Tero Karras, Samuli Laine and Timo Aila of Nvidia have just published breakthrough work on Generative Adversarial Networks and images:
“We propose an alternative generator architecture for generative adversarial networks, borrowing from style transfer literature. The new architecture leads to an automatically learned, unsupervised separation of high-level attributes (e.g., pose and identity when trained on human faces) and stochastic variation in the generated images (e.g., freckles, hair), and it enables intuitive, scale-specific control of the synthesis. The new generator improves the state-of-the-art in terms of traditional distribution quality metrics, leads to demonstrably better interpolation properties, and also better disentangles the latent factors of variation.”

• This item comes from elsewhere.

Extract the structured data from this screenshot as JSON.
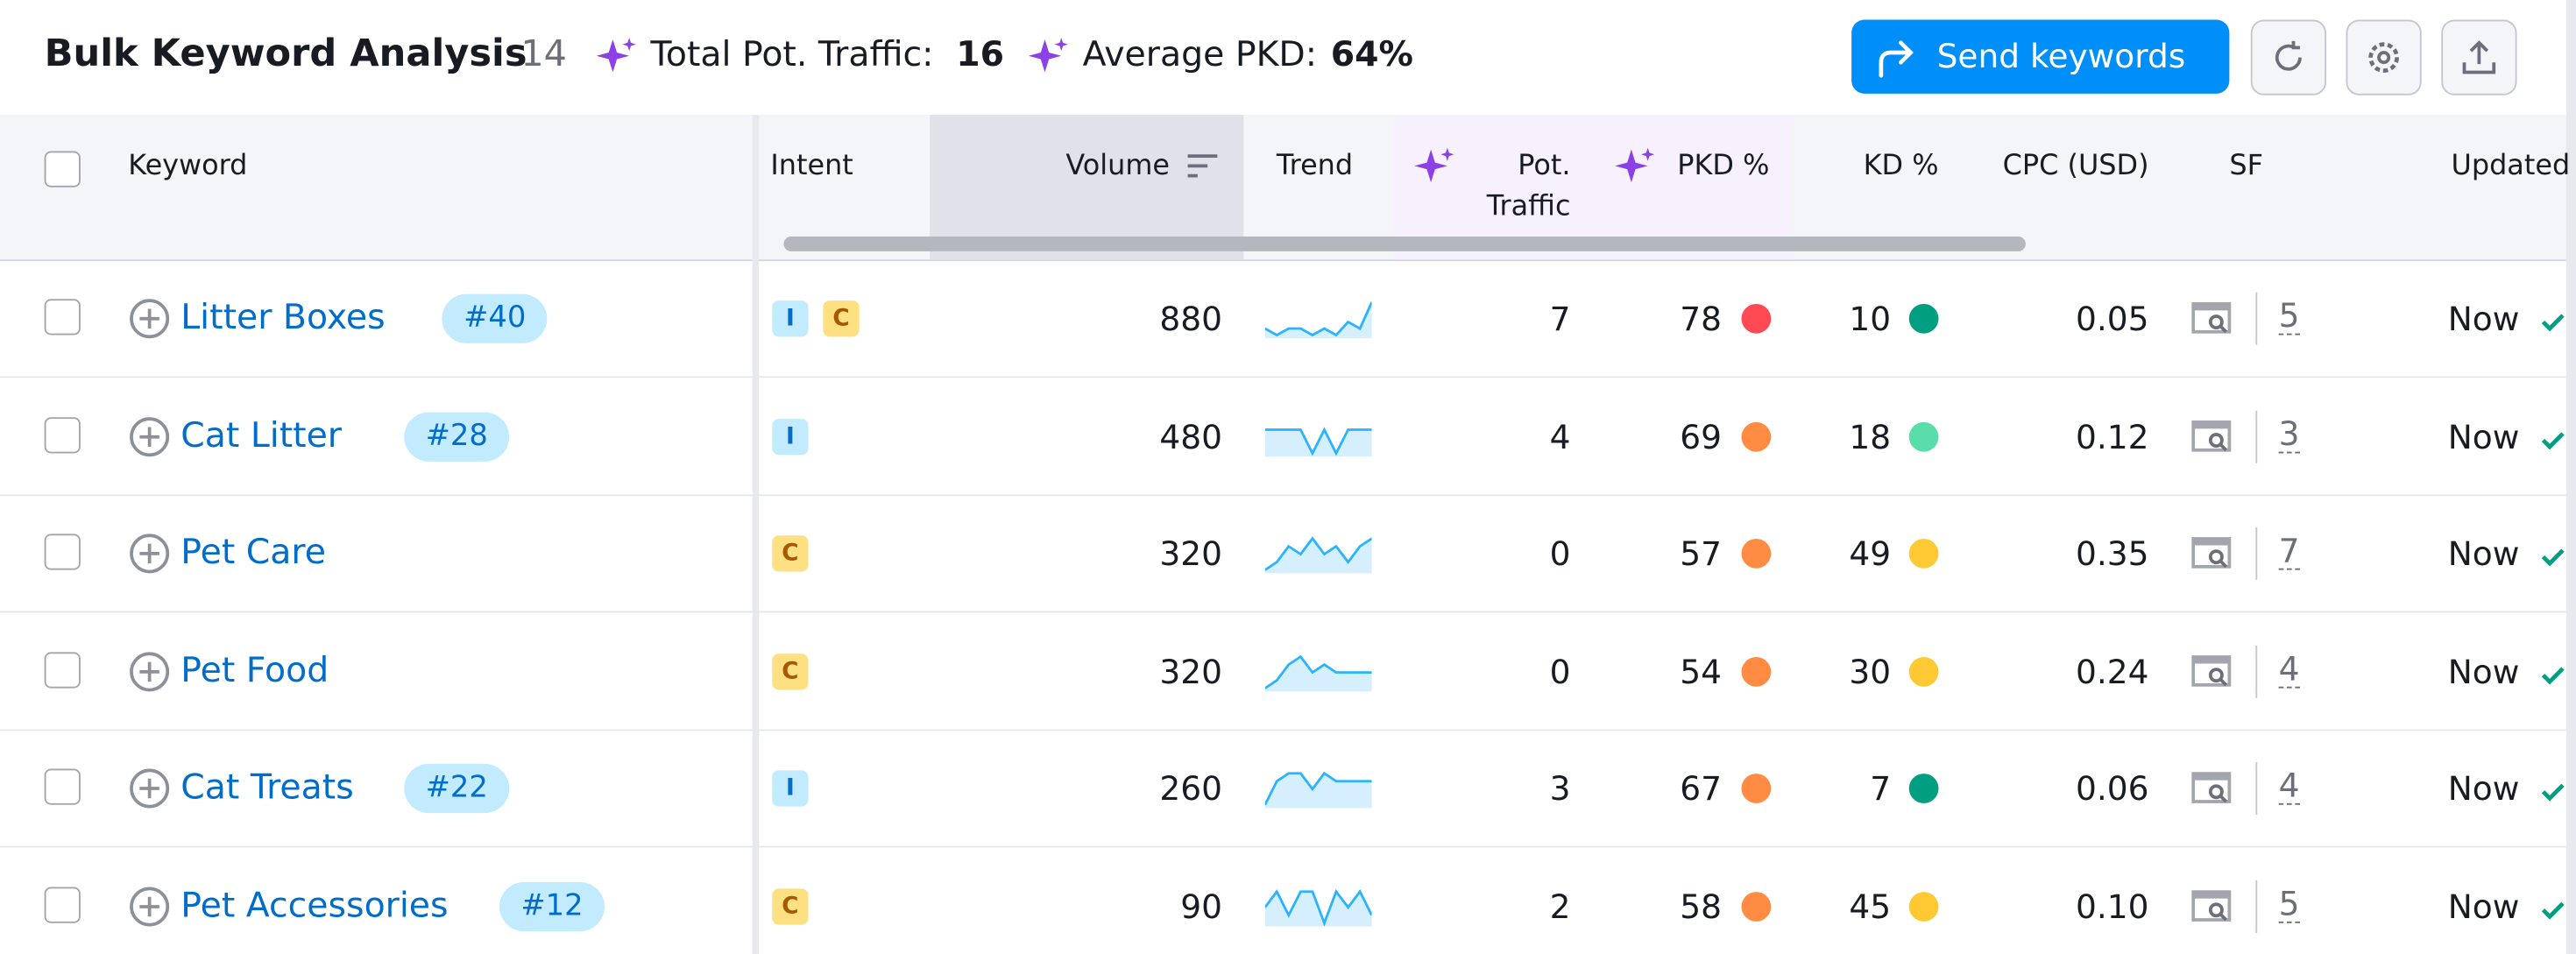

I’ve blogged about Nvidia’s GANs and image generation before, but this improvement in quality is remarkable.
If I understand it correctly, the breakthrough is applying one picture as a “style” or filter on another picture. Applying the filters in the left column to the pictures across the top yields the AI-generated pictures in the middle.
Read the scientific paper for full details.
Of course, we’ve seen something similar before. Way back in 1985 Godley & Creme released a music video for their song Cry; the evocative black and white video used analogue wipes and fades to blend a myriad of faces together, predating digital morphing. Here’s a cover version and video remake by Gayngs, including a cameo by Kevin Godley:
My take: Definitely scary. But if that’s the current state of the art, I think it means we are _not_ living in the Simulation — yet, even though Elon Musk says otherwise.